Figure 5. Effects of shRNA knockdown of predicted KD genes on network neighborhood genes

Relative normalized expression values of neighborhood genes and distant genes (3-edges apart) of (A–B) Pklr and (C–D) Chchd6 network respectively, between control and shRNA animal groups after 14 days of infection. Data are represented as mean ± SEM (n = 4–5 animals per group). P values were calculated by unpaired two-sided student’s t-test. *P < 0.05, **P < 0.01, ***P < 0.001. See also Figure S3.

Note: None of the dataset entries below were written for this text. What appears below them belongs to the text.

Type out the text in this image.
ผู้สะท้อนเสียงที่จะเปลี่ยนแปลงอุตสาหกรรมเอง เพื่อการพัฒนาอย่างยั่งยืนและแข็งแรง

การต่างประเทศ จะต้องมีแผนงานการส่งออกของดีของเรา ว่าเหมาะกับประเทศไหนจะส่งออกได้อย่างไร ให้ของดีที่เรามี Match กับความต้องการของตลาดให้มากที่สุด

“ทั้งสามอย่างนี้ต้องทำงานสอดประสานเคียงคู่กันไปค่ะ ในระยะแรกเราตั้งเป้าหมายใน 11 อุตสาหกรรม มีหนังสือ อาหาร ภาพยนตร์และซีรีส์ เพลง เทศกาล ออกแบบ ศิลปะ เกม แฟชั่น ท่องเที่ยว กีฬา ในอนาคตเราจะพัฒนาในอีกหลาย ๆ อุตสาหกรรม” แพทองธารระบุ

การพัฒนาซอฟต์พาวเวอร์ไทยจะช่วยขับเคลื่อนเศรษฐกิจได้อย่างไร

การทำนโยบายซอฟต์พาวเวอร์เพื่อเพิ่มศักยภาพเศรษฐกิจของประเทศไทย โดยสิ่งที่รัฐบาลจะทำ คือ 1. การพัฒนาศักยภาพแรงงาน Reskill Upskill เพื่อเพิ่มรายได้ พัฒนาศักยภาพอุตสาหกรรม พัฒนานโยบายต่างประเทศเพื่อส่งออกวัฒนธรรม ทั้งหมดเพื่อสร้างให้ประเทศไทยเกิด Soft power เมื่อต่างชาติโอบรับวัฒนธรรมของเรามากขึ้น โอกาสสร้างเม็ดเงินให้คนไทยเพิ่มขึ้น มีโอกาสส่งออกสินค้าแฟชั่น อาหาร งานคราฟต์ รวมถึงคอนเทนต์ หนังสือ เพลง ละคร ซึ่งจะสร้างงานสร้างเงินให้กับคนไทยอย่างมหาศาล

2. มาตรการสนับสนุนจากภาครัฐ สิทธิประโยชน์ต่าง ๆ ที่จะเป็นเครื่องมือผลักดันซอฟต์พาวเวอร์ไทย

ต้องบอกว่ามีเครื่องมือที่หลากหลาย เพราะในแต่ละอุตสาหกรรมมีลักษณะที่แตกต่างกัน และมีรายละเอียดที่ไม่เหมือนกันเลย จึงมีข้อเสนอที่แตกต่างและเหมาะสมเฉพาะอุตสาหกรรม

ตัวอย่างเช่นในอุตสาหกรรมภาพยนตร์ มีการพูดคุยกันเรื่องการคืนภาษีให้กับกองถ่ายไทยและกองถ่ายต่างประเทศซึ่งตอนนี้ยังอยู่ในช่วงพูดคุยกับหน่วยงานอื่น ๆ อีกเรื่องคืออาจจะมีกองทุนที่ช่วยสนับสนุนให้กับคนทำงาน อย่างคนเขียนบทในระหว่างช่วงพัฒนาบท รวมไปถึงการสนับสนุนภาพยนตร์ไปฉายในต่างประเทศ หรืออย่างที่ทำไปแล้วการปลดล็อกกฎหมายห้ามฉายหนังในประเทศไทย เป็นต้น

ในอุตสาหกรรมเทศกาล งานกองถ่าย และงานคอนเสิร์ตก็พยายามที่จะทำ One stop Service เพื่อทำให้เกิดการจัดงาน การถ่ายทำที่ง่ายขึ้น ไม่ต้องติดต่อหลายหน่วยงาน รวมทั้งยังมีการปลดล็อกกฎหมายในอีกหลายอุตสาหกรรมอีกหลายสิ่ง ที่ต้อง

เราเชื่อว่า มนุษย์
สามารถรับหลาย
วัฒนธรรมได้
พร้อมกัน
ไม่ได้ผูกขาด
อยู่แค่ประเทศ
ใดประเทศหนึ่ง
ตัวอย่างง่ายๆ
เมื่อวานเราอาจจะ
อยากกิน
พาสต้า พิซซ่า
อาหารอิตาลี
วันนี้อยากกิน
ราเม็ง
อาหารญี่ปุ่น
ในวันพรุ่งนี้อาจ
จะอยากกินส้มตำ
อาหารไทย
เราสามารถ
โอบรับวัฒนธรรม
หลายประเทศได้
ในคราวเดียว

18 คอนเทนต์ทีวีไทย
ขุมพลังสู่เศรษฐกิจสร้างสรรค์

Figure 6. Knockdown of Pklr and Chchd6 affects both mitochondrial respiration and glycolysis

Bioenergetic studies on intact AML12 cells transfected with either scrRNA or siRNA against respective novel KD genes (Pklr and Chchd6) were analyzed. Comparisons of (A) oxygen consumption rate (OCR) profile, (B) mitochondrial (datapoint 14 subtracted from 3), (C) non-mitochondrial (datapoint 14), (D) ATP-linked (datapoint 6 subtracted from 3) and (E) proton leak (datapoint 14 subtracted from 6) associated respiration levels, (F) extracellular acidification rate (ECAR) profile, (G) basal ECAR (datapoint 3), (H) maximum ECAR (datapoint 6) levels and (I) overall metabolic profile between scrambled and siRNA groups. Data are represented as mean ± SEM. The experiment was repeated in two independent times with n = 4–8 wells per group each time. (J) Bioenergetic analyses on isolated liver mitochondria from mice injected with adenovirus carrying either empty vector or respective shRNA (n = 2 animals per group). Data are represented as mean ± SEM (n = 3–4 wells per data point). (A, F) P values were calculated by one-factor (time) repeated measures two-way ANOVA (time by treatment interaction P value). (B–E, G–H) P values were calculated by unpaired student’s t-test. *P < 0.05, **P < 0.01, ***P < 0.001. See also Figure S3.

Figure 7. Summary figure illustrating that a number of KD genes are linked to mitochondrial and metabolic pathways leading to hepatic triglyceride accumulation

KD genes including Fasn, Thrsp, Pklr and Chchd6 found in the current study are colored in red. I, II, III, IV and V correspond to respective electron transport chain (ETC) complexes. TCA: Tricarboxylic acid cycle; OAA: Oxaloacetate; FFA: free fatty acid.